COS 187 Abstract - MAPS vs GBIF: A mismatch between population dynamics and species distribution models

Bilgecan Sen, Ecology and Evolution, Stony Brook University, NY and H. Resit Akcakaya, Ecology & Evolution, Stony Brook University, Stony Brook, NY
Background/Question/Methods

Species distribution models (SDMs) are widely used as a correlative statistical approach to link species occurrences with their environment and predict spatio-temporal changes in species distributions. While the theory behind the connection between SDMs and population dynamics was established in the last two decades, this connection has not been extended to a more practical context. There is some evidence that the outputs of SDMs, probability of occurrence or habitat suitability, are positively correlated with population abundance but the strength of these reported correlations are highly variable across taxa. Also, there is only a single study to date that explored the relationship between intrinsic population growth rate and probability of occurrence across multiple species which found no generalizable pattern.
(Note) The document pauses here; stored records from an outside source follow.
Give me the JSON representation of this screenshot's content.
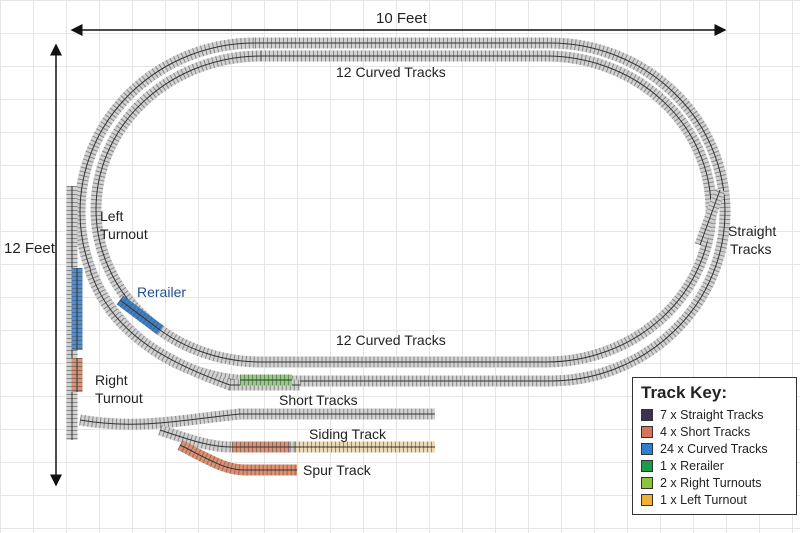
{
  "dimensions": {
    "width_label": "10 Feet",
    "height_label": "12 Feet"
  },
  "labels": {
    "outer_curved": "12 Curved Tracks",
    "inner_curved": "12 Curved Tracks",
    "straight": "Straight\nTracks",
    "straight_line1": "Straight",
    "straight_line2": "Tracks",
    "left_turnout_line1": "Left",
    "left_turnout_line2": "Turnout",
    "rerailer": "Rerailer",
    "right_turnout_line1": "Right",
    "right_turnout_line2": "Turnout",
    "short_tracks": "Short Tracks",
    "siding_track": "Siding Track",
    "spur_track": "Spur Track"
  },
  "track_key": {
    "title": "Track Key:",
    "items": [
      {
        "label": "7 x Straight Tracks",
        "color": "#3d3050"
      },
      {
        "label": "4 x Short Tracks",
        "color": "#d9735a"
      },
      {
        "label": "24 x Curved Tracks",
        "color": "#2f7fd0"
      },
      {
        "label": "1 x Rerailer",
        "color": "#1f9a4a"
      },
      {
        "label": "2 x Right Turnouts",
        "color": "#8cc43c"
      },
      {
        "label": "1 x Left Turnout",
        "color": "#f0b030"
      }
    ]
  },
  "colors": {
    "label_blue": "#1f4e8c",
    "track_gray": "#c8c8c8",
    "tie_dark": "#444444"
  }
}
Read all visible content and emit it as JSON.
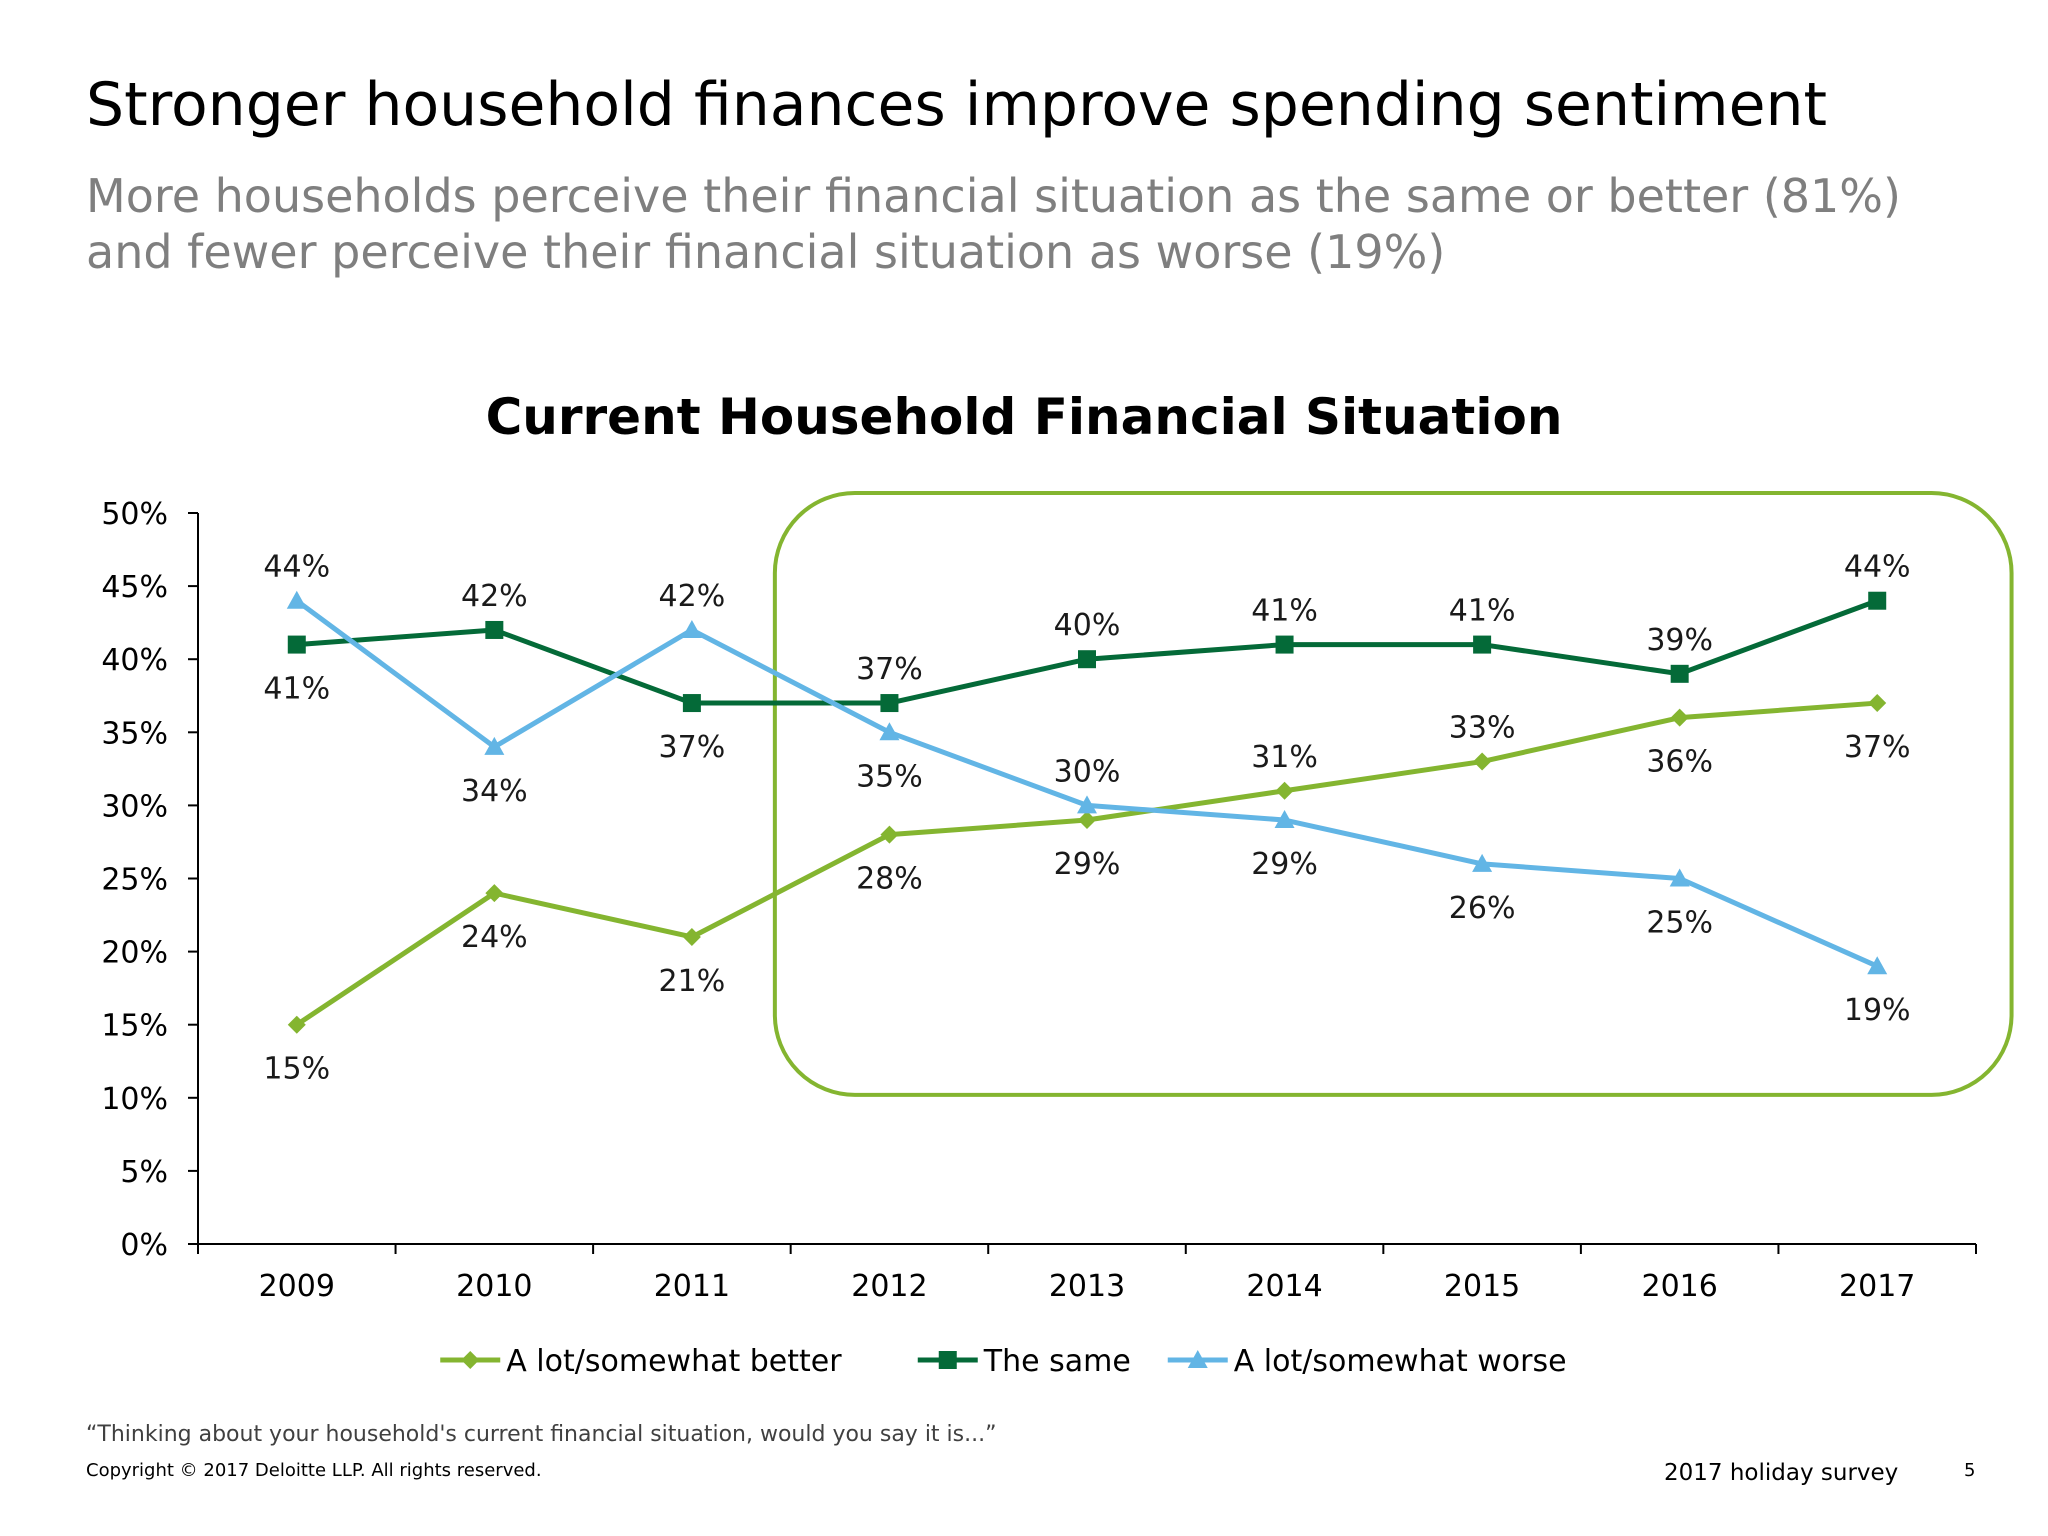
{
  "slide": {
    "title": "Stronger household finances improve spending sentiment",
    "subtitle_line1": "More households perceive their financial situation as the same or better (81%)",
    "subtitle_line2": "and fewer perceive their financial situation as worse (19%)",
    "footnote": "“Thinking about your household's current financial situation, would you say it is...”",
    "copyright": "Copyright © 2017 Deloitte LLP. All rights reserved.",
    "survey_label": "2017 holiday survey",
    "page_number": "5"
  },
  "chart_data": {
    "type": "line",
    "title": "Current Household Financial Situation",
    "categories": [
      "2009",
      "2010",
      "2011",
      "2012",
      "2013",
      "2014",
      "2015",
      "2016",
      "2017"
    ],
    "ylim": [
      0,
      50
    ],
    "yticks": [
      "0%",
      "5%",
      "10%",
      "15%",
      "20%",
      "25%",
      "30%",
      "35%",
      "40%",
      "45%",
      "50%"
    ],
    "value_suffix": "%",
    "highlight_range": [
      "2012",
      "2017"
    ],
    "legend_position": "bottom",
    "series": [
      {
        "name": "A lot/somewhat better",
        "color": "#84b530",
        "marker": "diamond",
        "values": [
          15,
          24,
          21,
          28,
          29,
          31,
          33,
          36,
          37
        ],
        "label_position": [
          "below",
          "below",
          "below",
          "below",
          "below",
          "above",
          "above",
          "below",
          "below"
        ]
      },
      {
        "name": "The same",
        "color": "#046a38",
        "marker": "square",
        "values": [
          41,
          42,
          37,
          37,
          40,
          41,
          41,
          39,
          44
        ],
        "label_position": [
          "below",
          "above",
          "below",
          "above",
          "above",
          "above",
          "above",
          "above",
          "above"
        ]
      },
      {
        "name": "A lot/somewhat worse",
        "color": "#62b5e5",
        "marker": "triangle",
        "values": [
          44,
          34,
          42,
          35,
          30,
          29,
          26,
          25,
          19
        ],
        "label_position": [
          "above",
          "below",
          "above",
          "below",
          "above",
          "below",
          "below",
          "below",
          "below"
        ]
      }
    ]
  }
}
We applied a novel mark-recapture data analysis method called CJS-pop to estimate parameters related to population demography (for example, intrinsic growth rate) of 17 North American bird species with data from Mapping Avian Productivity and Survivorship (MAPS). CJS-pop is a Bayesian hierarchical model and requires only robust design mark-recapture data to estimate demographic parameters. We also used occurrence data from GBIF and built SDMs with a recently developed Bayesian SDM framework called Hierarchical Modeling of Species Communities (HMSC). We compare the probability of occurrence of MAPS sites of 17 bird species as estimated by HMSC with demographic parameters as estimated by CJS-pop to explore the link between SDMs and population dynamics.

Results/Conclusions

We found strong evidence that there is positive association between probability of occurrence and population size. Median probability of positive association was 0.9 across 17 species. This evidence was weaker for parameters related to intrinsic growth rate with positive association probability at 0.75. Probability of occurrence, however, explained very little of the spatial variation of demographic parameters across MAPS sites; for all parameters median R2 was lower than 0.1.

HMSC showed good discriminatory power between presence and absence points (Median AUC was 0.8) but it was not able to distinguish between MAPS sites with intrinsic growth rate larger than 0 (source populations) and lower than 0 (sink populations). This can be caused by high demographic noise among occurrences obtained from GBIF. Important portion of the presence points used in the models might be proxies for populations not in equilibrium.

Overall, we detected a general mismatch between SDMs and population dynamics. We argue that this mismatch has potential ramifications for practical applications of SDMs and for assumptions about what they estimate.